To complete the update step, the estimates of the state vector and state covariance matrix are both updated such that:

\begin{equation}\begin{split} \boldsymbol{x}^{+}_{k} &= \boldsymbol{x}^{-}_{k} + K_{k}(\tilde{\boldsymbol{y}}_{k} - H_{k}\boldsymbol{x}^{-}_{k}) \\ P^{+}_{k} &= (I - K_{k}H_{k})P^{-}_{k}\end{split}\label{eq:kfup}\end{equation}



In the aircraft example considered previously, suppose that a sensor is available to measure both position and velocity directly (eg. GPS). The measurement model matrix would then be:

\begin{equation}H = \begin{bmatrix}1&0\\0&1\end{bmatrix}\end{equation}

Given the measurement uncertainty $R$ around a noisy measurement $\tilde{\boldsymbol{y}}$, shown in Figure 2.13b, the state and covariance are updated using Equation \ref{eq:kfup}. By incorporating the available measurement data with the prediction of the state vector during the update step, the state covariances in the state covariance matrix shrink as a result of this additional insight into how the system is changing over time.

Tuning a Kalman Filter

Nominally, the terms $Q$ and $R$ represent Gaussian noise that are well-modelled or measured---after all, that is the basis for optimality of a Kalman filter. However, when designing a Kalman filter for a real system, there will always be modelling errors in the propagate step and non-noise-based measurement errors (eg. scale factor errors). To account for these errors and ensure best performance, tuning of the Kalman filter may be required.

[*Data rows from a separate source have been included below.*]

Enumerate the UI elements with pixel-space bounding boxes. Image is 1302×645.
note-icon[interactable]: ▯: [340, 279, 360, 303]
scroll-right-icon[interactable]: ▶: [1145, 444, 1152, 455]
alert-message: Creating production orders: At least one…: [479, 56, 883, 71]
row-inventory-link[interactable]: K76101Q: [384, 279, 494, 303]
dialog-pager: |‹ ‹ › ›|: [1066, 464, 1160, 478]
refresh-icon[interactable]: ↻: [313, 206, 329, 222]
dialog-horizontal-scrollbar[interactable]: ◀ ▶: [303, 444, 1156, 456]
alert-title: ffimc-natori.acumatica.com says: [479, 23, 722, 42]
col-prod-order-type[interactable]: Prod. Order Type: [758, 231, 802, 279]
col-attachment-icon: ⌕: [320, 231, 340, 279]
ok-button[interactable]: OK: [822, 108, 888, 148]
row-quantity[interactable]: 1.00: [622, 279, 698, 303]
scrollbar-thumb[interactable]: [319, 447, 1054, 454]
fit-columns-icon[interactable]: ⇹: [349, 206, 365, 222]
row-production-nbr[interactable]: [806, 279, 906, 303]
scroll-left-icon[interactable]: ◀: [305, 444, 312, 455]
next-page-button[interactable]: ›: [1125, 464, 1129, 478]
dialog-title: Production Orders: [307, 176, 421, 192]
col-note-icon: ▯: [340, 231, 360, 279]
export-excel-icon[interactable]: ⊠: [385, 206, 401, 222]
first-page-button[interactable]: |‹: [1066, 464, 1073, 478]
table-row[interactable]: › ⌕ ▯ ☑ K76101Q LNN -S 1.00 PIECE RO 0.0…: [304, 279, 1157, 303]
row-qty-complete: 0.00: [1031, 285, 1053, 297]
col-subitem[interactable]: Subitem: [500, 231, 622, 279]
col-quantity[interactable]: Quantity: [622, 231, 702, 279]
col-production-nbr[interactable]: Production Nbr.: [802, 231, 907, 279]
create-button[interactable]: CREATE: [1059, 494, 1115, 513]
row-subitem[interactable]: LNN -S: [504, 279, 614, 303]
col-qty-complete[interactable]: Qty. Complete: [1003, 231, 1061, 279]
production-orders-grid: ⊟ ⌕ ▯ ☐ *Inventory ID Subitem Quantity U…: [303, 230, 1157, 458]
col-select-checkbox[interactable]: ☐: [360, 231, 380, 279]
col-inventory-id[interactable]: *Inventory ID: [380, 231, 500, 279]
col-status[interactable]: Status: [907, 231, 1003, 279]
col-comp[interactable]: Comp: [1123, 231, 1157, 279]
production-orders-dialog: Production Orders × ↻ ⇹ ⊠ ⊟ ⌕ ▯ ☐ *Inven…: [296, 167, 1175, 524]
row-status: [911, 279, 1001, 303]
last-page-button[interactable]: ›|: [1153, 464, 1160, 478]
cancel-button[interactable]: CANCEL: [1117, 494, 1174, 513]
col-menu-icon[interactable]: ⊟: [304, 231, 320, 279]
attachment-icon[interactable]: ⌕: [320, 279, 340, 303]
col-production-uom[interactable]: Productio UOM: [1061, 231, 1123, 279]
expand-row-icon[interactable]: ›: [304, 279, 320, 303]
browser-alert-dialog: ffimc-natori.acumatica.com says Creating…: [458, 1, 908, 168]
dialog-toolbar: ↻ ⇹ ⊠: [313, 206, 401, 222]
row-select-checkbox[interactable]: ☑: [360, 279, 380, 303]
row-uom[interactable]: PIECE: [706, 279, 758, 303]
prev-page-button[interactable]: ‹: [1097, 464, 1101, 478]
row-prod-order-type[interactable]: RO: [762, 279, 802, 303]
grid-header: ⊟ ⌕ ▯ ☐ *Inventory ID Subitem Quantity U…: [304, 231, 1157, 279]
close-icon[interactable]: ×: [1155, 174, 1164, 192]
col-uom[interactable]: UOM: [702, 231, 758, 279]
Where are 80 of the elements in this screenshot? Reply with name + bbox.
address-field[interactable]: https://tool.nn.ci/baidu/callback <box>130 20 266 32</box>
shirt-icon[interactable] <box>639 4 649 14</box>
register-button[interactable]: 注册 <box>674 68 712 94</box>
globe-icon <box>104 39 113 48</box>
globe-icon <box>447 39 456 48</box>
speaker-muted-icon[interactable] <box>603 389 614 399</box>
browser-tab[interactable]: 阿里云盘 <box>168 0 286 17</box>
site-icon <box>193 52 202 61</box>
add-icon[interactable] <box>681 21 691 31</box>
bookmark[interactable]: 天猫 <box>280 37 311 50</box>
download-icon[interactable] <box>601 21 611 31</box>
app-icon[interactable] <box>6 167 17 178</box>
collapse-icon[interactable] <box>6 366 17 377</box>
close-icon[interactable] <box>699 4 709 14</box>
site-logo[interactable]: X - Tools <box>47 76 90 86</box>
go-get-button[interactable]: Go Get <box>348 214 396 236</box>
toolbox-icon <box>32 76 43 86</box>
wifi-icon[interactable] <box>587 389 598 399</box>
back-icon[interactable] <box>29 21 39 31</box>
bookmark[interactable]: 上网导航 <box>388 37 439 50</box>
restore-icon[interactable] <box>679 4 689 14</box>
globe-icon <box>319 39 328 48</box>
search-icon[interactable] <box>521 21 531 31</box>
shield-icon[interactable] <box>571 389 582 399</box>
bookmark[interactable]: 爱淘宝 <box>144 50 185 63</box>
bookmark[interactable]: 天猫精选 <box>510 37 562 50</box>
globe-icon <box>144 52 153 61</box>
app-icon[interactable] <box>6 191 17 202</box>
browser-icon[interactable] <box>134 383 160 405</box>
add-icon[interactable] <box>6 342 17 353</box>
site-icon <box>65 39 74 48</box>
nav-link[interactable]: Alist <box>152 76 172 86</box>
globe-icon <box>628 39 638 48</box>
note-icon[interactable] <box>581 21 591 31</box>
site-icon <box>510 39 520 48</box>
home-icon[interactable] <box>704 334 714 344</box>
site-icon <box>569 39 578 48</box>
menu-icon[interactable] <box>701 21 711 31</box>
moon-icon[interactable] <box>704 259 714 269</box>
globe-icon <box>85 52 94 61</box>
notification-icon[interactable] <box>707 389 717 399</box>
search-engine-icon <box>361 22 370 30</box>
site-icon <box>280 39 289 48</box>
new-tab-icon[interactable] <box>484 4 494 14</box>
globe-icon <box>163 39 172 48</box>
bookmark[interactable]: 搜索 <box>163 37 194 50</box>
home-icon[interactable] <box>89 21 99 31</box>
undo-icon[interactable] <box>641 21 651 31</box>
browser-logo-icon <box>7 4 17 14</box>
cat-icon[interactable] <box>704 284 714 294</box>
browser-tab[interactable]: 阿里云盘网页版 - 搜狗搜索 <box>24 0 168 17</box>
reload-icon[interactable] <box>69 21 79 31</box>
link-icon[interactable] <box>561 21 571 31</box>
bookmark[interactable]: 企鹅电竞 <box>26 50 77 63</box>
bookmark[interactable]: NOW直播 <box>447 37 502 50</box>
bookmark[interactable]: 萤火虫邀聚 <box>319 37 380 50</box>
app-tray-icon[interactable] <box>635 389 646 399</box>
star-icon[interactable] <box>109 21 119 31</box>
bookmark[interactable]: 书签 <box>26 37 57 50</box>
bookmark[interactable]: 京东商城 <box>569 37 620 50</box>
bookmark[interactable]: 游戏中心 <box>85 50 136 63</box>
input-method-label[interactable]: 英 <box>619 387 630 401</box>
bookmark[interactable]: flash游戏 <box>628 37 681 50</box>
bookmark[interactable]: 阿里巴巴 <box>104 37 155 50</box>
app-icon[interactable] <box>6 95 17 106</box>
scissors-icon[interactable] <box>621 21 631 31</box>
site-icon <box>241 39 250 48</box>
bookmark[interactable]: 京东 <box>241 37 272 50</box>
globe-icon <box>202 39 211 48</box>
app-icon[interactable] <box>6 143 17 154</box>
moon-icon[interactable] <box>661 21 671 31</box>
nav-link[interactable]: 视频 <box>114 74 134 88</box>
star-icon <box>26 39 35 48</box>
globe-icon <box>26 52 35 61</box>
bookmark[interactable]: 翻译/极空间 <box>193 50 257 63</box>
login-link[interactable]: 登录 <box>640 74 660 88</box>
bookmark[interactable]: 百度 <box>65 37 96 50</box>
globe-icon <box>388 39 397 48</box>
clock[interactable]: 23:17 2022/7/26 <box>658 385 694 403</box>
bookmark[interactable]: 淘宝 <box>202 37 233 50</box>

Tuning a Kalman filter involves artificially or arbitrarily inflating the system noise covariance matrix, $Q$, as well as the measurement noise covariance matrix, $R$, and in some cases adjusting the initial system covariance matrix, $P_{0}$, as well. These parameters are often referred to as the tuning knobs for the system and must be large enough to maintain enough uncertainty to account for the unmodeled or incorrectly modeled errors, but not too large as unstable behavior could result from the system. The tuning of a Kalman filter is a delicate balancing act that is more of an art than a science. Due to this, tuning is best left to the professionals and is typically performed by the designer of the Kalman filter rather than the end user.